On retrouve cette technique dans laquelle la source lumineuse est tournée vers le dispositif de prise de vue chez Man Ray, A Man with Moving Light et Space-Writing (1937), ou lorsque Pablo Picasso dessine devant l’objectif de John Mili en 1949 ou le peintre Georges Mathieu en 1950.

Pendant une trentaine d’années, Étienne Bertrand Weill, en la mettent au centre de ses créations, a porté cette pratique à son apogée. Ses « Métaformes » serviront même de décors projetés. D’autres photographes comme Otto Steinert s’en empareront pour réaliser des créations isolées mais significatives.

Mais la lumière peut aussi être dirigée vers des objets pour n’en éclairer qu’une partie ou en souligner un contour comme chez Jacques Pugin et surtout Michel Séméniako, sculptant la nuit avec ses lampes de poches monochromes ou colorées.

Après l’arrivée du numérique, une nouvelle génération d’artistes s’est emparée de ces procédés alternatifs mais en confondant trop souvent l’appropriation d’une technique, dite alternative, avec un véritable acte de création.

Notes

[1Photographie, un mot dépourvu d’antonyme dont les historiens attribuent la paternité à Sir John Frederick William Herschel qui l’employa dès 1836 tout comme les termes « négatif » et « positif ». Voir Histoire(s) de la photographie, Colloque des Académies des sciences et des beaux-arts, 15 décembre 2015.

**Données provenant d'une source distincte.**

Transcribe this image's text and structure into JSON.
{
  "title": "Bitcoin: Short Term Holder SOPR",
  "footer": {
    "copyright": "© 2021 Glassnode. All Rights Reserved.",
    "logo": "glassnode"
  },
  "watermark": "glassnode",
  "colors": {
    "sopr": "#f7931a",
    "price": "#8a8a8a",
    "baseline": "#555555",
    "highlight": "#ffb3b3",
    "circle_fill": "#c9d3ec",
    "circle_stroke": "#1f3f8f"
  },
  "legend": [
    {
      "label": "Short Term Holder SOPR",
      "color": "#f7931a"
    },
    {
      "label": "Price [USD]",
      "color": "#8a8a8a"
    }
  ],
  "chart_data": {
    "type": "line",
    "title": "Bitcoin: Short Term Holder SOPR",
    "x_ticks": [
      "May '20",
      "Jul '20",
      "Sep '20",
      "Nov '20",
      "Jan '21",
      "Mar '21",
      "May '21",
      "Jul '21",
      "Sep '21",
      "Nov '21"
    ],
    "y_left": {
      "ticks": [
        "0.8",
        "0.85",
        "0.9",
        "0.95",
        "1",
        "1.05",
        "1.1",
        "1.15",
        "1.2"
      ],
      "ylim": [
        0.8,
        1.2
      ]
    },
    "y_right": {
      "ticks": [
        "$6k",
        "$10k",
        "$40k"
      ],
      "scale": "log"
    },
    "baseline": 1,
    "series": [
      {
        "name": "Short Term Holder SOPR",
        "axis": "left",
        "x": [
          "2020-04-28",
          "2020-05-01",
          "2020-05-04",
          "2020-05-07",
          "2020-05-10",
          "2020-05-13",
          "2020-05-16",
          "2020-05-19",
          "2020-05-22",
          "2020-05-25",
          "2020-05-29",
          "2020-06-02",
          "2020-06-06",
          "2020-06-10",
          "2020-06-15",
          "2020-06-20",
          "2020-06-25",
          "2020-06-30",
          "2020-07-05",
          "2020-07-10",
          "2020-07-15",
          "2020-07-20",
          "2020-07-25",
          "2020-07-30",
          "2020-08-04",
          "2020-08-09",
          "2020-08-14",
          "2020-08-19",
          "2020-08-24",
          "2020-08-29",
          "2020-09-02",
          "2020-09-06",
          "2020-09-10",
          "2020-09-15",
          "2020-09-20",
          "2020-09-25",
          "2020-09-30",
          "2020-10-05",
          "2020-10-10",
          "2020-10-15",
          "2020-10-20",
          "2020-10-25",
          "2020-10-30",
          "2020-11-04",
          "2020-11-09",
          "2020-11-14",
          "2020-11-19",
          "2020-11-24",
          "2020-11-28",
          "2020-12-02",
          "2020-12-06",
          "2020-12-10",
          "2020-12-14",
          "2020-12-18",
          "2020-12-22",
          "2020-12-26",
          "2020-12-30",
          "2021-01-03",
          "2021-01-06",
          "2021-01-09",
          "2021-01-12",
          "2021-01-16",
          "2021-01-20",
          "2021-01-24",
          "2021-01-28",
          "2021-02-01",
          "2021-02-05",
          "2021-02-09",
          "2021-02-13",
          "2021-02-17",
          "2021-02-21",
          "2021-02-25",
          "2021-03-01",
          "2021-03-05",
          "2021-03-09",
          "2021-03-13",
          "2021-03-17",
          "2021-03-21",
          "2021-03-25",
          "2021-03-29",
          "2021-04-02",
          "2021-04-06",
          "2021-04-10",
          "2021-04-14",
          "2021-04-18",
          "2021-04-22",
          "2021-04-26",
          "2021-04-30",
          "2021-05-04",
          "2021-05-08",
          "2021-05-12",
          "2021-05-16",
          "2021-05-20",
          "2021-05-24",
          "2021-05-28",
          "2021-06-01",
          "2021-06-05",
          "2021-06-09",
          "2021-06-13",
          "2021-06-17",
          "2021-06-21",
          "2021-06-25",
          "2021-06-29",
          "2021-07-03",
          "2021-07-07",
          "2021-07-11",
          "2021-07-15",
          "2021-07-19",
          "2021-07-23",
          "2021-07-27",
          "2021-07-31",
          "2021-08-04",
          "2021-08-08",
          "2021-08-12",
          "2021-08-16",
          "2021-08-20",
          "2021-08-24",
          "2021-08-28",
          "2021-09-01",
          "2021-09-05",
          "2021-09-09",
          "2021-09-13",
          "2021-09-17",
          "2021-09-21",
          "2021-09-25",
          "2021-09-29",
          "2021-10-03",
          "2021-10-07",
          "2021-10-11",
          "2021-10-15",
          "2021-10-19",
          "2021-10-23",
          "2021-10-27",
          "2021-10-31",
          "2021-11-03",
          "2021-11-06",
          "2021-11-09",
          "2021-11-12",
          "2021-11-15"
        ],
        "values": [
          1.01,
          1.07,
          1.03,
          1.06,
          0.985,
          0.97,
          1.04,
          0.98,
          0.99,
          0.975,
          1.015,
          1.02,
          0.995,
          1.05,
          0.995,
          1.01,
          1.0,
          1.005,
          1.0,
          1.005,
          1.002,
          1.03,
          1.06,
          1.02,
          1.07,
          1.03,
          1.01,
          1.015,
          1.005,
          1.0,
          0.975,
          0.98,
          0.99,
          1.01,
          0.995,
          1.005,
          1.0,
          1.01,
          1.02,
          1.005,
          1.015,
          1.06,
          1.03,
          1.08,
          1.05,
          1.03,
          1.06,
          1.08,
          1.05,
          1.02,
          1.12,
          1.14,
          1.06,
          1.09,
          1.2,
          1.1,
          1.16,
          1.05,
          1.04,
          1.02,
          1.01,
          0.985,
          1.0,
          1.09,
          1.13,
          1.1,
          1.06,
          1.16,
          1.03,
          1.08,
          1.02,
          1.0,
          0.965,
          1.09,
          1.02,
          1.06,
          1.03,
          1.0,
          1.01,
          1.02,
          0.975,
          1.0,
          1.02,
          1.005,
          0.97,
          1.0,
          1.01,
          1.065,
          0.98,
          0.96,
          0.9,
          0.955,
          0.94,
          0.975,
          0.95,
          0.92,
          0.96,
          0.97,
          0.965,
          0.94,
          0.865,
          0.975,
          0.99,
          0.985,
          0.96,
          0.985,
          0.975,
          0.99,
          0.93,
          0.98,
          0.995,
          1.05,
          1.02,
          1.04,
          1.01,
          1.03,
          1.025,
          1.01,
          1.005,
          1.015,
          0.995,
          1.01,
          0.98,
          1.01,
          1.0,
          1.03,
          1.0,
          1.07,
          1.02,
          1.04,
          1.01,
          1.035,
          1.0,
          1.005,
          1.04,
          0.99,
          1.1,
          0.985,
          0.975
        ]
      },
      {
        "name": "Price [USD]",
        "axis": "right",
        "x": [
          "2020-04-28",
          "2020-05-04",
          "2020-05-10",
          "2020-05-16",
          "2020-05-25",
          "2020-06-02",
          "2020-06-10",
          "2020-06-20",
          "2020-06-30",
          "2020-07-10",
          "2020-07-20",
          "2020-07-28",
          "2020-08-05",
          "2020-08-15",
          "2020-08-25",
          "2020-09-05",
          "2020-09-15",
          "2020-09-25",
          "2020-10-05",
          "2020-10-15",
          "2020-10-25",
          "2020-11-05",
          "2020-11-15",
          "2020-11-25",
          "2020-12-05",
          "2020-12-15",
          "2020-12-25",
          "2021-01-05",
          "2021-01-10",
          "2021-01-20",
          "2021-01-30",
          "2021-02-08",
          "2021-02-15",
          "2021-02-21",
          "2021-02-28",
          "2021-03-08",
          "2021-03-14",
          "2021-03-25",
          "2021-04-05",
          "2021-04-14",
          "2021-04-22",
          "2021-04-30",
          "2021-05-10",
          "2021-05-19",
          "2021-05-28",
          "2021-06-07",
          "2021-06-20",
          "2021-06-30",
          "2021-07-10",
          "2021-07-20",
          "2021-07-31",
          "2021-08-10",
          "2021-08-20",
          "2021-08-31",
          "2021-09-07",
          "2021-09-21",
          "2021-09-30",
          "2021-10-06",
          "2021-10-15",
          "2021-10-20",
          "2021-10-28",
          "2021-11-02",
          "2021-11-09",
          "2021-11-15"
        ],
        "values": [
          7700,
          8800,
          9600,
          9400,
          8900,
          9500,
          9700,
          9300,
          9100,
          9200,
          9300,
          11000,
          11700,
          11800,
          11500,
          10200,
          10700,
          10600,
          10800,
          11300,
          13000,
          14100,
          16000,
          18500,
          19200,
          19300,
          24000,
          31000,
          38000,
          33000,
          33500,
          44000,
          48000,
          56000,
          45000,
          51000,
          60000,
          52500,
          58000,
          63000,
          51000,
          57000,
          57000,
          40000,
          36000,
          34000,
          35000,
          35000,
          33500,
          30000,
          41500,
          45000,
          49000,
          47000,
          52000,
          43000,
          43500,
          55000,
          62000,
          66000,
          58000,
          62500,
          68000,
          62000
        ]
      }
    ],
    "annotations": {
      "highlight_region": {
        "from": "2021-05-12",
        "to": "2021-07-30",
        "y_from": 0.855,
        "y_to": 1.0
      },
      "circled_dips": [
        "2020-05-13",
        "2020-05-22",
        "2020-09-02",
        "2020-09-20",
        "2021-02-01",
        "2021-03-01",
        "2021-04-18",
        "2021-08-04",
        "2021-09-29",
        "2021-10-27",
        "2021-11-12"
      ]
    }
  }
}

[2Photographie, un mot dépourvu d’antonyme dont les historiens attribuent la paternité à Sir John Frederick William Herschel qui l’employa dès 1836 tout comme les termes « négatif » et « positif ». Voir Histoire(s) de la photographie, Colloque des Académies des sciences et des beaux-arts, 15 décembre 2015.

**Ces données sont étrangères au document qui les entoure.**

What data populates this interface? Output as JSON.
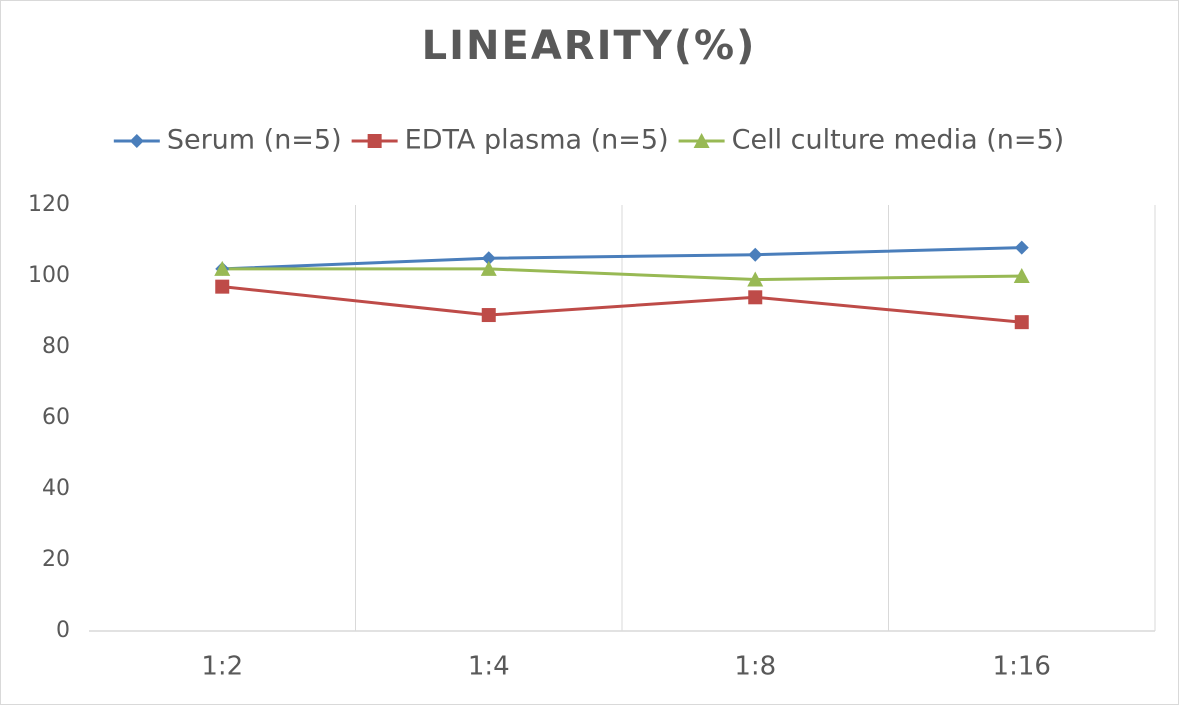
{
  "chart_data": {
    "type": "line",
    "title": "LINEARITY(%)",
    "categories": [
      "1:2",
      "1:4",
      "1:8",
      "1:16"
    ],
    "series": [
      {
        "name": "Serum (n=5)",
        "color": "#4a7ebb",
        "marker": "diamond",
        "values": [
          102,
          105,
          106,
          108
        ]
      },
      {
        "name": "EDTA plasma (n=5)",
        "color": "#be4b48",
        "marker": "square",
        "values": [
          97,
          89,
          94,
          87
        ]
      },
      {
        "name": "Cell culture media (n=5)",
        "color": "#98b954",
        "marker": "triangle",
        "values": [
          102,
          102,
          99,
          100
        ]
      }
    ],
    "ylim": [
      0,
      120
    ],
    "yticks": [
      0,
      20,
      40,
      60,
      80,
      100,
      120
    ],
    "grid": "x",
    "legend": "top"
  }
}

[3Robert Doisneau badaud de Paris, pêcheur d’images, Télé Europe Production (1981).

[4Thèse de doctorat en histoire de l’art. Université Paris 1 Panthéon- Sorbonne. Juin 2016.

[5Présentés pour la première fois par Michael Faraday le 25 janvier 1835 à la Royal Institution de Londres dans une contribution intitulée Some account of the Art of Photogenic Drawing.

[6Photographs British Algae : Cyanotype Impression, trois albums composés qui seront les premiers ouvrages en édition limitée de l’histoire de la photographie réalisés par la première femme photographe.

[7László Moholy-Nagy, Fotografie ist Lichtgestaltung, Bauhaus, vol. II, n° 1, janvier 1928, p. 2-9 [traduction française par C. Wermester, Photographie, mise en forme de la lumière, in László Moholy-Nagy. Compositions lumineuses, 1922-1943, Paris, Centre Georges Pompidou, 1995.

[8Malerei, Fotografie, Film, Bauhausbuch n°8, München 1925.

[9From Coburns Vortographs to concrete tendencies, The future of Pictorial Photography by Alvin Langdon Coburn in Photograms of the Year 1916, London 1916.

[10Interview de Gottfried Jäger dans le numéro de Particules daté Juin-septembre 2007.

[11Distorsions, Éditions du Chêne 1976.

[12Archives du Collège de France, cité dans le Photopoche n°13 (1987).

Frontispice : Bernard Perrine, Ossessione, 1962, chimigramme avec oxydation partielle.